Deus não quero que você largue seu emprego e vá pra África ser missionário. Mas é necessário que você reflita: Há algo maior que Deus ou que o evangelho na sua vida? Sua família, seus filhos, namoro, carreira, finanças ou popularidade? Há algo que Deus está pedindo que você deixe de lado por amor a Ele e ao evangelho? O chamado de Deus hoje é para que você deixe tudo que se coloca entre você e Deus ou acima de Deus e o evangelho e viva na sua casa, emprego, curso e relacionamentos como um verdadeiro discípulo de Jesus que vive, trabalha, estuda e ama como Jesus faria se estivesse no seu lugar. O chamado de Jesus, exceto para uns poucos, não é que você vá para longe; mas que cada lugar que você for, você aja como Jesus agiria e deixe de lado tudo que não faz parte da vida com Jesus. E, assim, você vá tornando-se cada vez mais parecido com Jesus. Isso é deixarmos tudo e seguirmos a Jesus.
Quem faz isso é transformado por Jesus em pescador de homens, assim como Jesus é um pescador de homens.
É isso o que Ele está fazendo em 1.14 e 15:  Depois de João ter sido preso, foi Jesus para a Galileia, pregando o evangelho de Deus, dizendo: O tempo está cumprido, e o reino de Deus está próximo; arrependei-vos e crede no evangelho. E no final do evangelho de Marcos, Ele envia os discípulos para fazerem a mesma coisa, 16.15 e 16: E disse-lhes [Jesus]: Ide por todo o mundo e pregai o evangelho a toda criatura. Quem crer e for batizado será salvo; quem, porém, não crer será condenado.
Antes de chamá-los, Jesus já era um pescador de homens. Ele pregava o evangelho, dizendo para as pessoas: voltem-se para Deus, pois o seu Reino é chegado.

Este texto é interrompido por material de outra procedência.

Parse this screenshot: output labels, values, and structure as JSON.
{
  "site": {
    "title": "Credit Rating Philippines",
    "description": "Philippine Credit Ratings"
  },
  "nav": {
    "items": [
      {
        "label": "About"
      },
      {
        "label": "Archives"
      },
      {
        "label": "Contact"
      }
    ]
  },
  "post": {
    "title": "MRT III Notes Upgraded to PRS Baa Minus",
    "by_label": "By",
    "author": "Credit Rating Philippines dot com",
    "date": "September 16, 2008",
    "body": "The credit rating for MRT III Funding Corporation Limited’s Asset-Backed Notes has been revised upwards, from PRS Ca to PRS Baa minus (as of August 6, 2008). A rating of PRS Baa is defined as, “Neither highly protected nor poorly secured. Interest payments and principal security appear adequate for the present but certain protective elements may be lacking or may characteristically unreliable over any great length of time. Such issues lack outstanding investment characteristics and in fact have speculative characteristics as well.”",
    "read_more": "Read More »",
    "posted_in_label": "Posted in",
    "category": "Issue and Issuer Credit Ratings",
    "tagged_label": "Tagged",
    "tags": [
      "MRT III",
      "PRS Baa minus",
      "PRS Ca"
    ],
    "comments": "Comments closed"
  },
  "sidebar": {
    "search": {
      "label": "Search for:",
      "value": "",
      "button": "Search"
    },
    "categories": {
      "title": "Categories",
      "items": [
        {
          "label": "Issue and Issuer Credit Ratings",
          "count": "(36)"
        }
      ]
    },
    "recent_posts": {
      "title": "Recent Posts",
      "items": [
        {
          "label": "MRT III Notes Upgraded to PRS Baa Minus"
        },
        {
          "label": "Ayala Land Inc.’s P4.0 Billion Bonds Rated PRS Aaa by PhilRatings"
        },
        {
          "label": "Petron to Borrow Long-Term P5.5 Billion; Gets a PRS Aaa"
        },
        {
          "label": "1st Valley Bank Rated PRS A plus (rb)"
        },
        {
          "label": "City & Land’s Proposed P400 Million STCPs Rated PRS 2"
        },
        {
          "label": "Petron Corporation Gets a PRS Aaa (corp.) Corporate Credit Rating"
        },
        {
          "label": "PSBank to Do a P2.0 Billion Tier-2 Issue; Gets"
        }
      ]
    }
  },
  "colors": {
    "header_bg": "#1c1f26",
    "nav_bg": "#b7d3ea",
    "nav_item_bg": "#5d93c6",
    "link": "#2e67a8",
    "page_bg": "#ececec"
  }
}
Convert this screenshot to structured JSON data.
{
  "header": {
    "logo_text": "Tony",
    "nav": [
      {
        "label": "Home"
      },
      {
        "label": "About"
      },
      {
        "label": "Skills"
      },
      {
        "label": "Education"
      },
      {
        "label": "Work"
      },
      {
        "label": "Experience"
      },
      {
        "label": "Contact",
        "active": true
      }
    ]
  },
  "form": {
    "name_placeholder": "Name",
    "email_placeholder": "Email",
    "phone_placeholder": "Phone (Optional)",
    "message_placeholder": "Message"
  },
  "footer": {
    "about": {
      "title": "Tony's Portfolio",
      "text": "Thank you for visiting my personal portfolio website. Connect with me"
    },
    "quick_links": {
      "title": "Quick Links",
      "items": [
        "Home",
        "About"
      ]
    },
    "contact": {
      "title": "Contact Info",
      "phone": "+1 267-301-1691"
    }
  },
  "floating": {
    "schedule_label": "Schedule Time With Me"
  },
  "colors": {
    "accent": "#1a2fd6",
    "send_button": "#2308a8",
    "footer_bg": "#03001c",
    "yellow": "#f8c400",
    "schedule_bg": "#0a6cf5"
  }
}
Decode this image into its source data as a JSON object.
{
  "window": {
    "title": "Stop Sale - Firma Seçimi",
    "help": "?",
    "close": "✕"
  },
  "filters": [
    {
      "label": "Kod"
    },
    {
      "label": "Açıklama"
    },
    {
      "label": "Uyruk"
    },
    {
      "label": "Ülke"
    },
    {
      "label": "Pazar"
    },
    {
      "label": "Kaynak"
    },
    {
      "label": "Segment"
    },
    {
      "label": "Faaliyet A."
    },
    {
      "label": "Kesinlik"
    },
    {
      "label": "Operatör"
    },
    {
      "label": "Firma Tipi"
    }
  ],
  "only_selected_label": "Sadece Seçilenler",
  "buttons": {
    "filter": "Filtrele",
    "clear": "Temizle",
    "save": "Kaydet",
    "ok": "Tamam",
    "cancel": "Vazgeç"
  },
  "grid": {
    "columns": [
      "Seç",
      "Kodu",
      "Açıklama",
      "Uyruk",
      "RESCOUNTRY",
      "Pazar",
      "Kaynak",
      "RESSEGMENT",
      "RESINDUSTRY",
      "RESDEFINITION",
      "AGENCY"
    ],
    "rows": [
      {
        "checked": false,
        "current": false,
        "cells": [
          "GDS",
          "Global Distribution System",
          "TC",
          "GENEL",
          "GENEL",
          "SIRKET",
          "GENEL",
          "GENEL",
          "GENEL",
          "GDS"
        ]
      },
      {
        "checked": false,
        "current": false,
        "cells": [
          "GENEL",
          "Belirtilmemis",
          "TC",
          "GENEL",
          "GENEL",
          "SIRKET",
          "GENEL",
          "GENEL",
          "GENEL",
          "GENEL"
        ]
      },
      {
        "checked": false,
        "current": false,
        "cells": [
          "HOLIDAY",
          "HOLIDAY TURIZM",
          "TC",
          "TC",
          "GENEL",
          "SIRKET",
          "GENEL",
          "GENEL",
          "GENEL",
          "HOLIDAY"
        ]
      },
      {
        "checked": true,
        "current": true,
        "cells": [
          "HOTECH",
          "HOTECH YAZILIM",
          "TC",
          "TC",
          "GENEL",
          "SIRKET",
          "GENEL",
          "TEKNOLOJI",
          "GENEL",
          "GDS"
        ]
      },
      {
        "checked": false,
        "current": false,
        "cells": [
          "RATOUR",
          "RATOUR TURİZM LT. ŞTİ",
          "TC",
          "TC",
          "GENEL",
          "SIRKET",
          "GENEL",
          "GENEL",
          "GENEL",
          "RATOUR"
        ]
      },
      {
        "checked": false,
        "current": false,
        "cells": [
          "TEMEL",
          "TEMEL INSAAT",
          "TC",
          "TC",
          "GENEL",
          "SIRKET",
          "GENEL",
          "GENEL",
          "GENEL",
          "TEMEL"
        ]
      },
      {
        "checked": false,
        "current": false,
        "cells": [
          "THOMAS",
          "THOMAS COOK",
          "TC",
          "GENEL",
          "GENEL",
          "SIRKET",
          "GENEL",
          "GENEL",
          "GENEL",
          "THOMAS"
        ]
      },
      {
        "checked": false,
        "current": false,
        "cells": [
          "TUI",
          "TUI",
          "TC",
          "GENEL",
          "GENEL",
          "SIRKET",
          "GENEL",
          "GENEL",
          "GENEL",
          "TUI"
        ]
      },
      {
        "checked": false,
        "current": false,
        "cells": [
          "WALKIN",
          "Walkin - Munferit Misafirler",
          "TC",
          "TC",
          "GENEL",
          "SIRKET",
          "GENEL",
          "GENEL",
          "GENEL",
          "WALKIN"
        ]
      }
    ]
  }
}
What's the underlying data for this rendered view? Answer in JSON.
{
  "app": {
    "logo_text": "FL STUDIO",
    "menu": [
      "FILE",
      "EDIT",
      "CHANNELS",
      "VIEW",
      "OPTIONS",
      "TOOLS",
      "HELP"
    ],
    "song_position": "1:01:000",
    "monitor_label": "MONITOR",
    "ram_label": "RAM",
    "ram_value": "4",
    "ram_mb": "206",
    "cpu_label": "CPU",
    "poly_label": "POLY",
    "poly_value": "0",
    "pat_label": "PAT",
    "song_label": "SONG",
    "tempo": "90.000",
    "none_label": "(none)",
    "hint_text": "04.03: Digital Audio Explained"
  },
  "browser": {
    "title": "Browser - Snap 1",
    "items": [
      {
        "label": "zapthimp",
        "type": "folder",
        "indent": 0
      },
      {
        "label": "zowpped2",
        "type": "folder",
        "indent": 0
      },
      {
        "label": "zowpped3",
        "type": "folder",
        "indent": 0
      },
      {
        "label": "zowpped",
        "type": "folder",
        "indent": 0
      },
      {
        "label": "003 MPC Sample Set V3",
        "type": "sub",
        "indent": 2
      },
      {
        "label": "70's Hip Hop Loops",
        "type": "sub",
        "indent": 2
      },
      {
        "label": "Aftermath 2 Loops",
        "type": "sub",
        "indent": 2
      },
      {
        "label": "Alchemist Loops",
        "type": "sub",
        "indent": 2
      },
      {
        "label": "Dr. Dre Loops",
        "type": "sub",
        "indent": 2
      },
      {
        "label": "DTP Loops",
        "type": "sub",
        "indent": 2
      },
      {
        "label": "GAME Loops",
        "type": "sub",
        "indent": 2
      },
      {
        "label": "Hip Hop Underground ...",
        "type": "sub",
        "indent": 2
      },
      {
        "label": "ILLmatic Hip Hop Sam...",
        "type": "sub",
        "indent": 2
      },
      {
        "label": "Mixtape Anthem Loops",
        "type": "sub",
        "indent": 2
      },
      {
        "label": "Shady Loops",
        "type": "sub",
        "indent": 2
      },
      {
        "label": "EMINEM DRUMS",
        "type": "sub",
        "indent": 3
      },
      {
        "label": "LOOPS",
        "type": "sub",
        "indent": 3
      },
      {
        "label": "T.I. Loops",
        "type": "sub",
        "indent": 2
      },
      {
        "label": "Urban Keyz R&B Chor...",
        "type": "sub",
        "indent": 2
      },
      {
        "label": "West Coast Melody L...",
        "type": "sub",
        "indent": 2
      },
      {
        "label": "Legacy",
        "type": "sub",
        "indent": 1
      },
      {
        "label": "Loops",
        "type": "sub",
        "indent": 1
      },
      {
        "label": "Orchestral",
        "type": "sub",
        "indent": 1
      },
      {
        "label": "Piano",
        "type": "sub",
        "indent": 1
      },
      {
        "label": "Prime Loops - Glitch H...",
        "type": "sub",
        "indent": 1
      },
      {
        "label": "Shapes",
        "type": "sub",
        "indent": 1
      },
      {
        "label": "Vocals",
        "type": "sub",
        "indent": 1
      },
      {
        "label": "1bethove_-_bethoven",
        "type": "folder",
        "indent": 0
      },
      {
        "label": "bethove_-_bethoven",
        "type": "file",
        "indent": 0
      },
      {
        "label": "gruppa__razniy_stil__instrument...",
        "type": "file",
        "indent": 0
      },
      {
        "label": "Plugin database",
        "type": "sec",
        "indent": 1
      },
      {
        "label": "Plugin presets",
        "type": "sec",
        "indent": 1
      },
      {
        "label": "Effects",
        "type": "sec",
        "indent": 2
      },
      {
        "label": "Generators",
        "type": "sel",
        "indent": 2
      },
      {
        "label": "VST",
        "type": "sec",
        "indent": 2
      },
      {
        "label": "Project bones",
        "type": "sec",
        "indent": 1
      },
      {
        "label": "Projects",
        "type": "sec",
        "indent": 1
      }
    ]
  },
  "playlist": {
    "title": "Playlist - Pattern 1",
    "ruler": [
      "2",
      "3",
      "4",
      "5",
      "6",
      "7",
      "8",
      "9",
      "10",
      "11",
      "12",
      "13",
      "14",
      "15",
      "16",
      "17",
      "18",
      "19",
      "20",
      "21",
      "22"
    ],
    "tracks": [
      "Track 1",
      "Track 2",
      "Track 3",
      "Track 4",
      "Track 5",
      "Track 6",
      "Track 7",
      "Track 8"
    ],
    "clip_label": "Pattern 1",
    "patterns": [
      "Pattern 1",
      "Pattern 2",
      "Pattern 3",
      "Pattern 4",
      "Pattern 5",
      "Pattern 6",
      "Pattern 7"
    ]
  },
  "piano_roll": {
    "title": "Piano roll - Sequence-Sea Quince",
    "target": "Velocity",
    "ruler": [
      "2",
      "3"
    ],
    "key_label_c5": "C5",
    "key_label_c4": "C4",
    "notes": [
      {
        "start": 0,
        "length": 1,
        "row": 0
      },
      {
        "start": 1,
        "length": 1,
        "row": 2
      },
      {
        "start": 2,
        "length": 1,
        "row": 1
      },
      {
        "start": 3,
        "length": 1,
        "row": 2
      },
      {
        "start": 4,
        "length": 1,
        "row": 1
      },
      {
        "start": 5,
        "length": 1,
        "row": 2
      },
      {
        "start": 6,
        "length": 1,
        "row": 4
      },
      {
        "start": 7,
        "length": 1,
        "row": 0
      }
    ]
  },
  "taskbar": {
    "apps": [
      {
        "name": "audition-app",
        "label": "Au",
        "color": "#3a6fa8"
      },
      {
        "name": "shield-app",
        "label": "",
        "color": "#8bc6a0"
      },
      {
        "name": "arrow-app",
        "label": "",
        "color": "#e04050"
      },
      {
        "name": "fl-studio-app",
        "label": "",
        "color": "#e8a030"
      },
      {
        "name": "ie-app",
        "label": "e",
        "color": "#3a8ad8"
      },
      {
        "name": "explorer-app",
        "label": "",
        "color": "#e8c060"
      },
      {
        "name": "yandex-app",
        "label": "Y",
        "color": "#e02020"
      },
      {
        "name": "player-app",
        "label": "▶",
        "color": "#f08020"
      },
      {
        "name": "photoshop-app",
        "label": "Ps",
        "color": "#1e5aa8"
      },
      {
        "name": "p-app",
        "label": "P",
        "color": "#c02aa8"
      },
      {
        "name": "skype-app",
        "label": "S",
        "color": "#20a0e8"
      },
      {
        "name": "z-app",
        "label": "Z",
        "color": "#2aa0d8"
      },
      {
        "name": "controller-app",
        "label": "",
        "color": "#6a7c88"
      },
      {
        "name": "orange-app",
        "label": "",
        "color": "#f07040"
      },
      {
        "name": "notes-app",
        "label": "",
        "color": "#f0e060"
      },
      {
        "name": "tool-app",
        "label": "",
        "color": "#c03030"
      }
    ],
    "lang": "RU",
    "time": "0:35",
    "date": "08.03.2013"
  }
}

E Ele quer fazer de seus discípulos pregadores do evangelho. Pescar homens é trazê-los das trevas, do pecado, da condenação para a salvação que Jesus conquistou através da sua morte na cruz e sua ressurreição dentre os mortos para todos os que crêem nele, de modo que quem crer nEle e no evangelho pregado pelos seus pescadores de homens terá seus pecados perdoados e será salvo para possuir a vida eterna no reino eterno de Deus. Não é esse um chamado mais digno e grandioso que quaisquer planos de carreira que possamos inventar? Não é o mais necessário? O de conseqüências mais radicais para o ser humano perdido em miséria?
Jesus está em busca de discípulos. Ele quer você. Você não precisa estar à altura. Venha como você está. Deus é poderoso para te usar assim como você é, com todas as suas falhas e fraquezas. Ele quer que você deixe tudo o que se colocar em conflito com o seu amor e seu evangelho. Deixe a superficialidade da sua vida e conheça Jesus como Ele é e assim torne-se como Ele. E, desse modo, Ele te fará pescador de homens.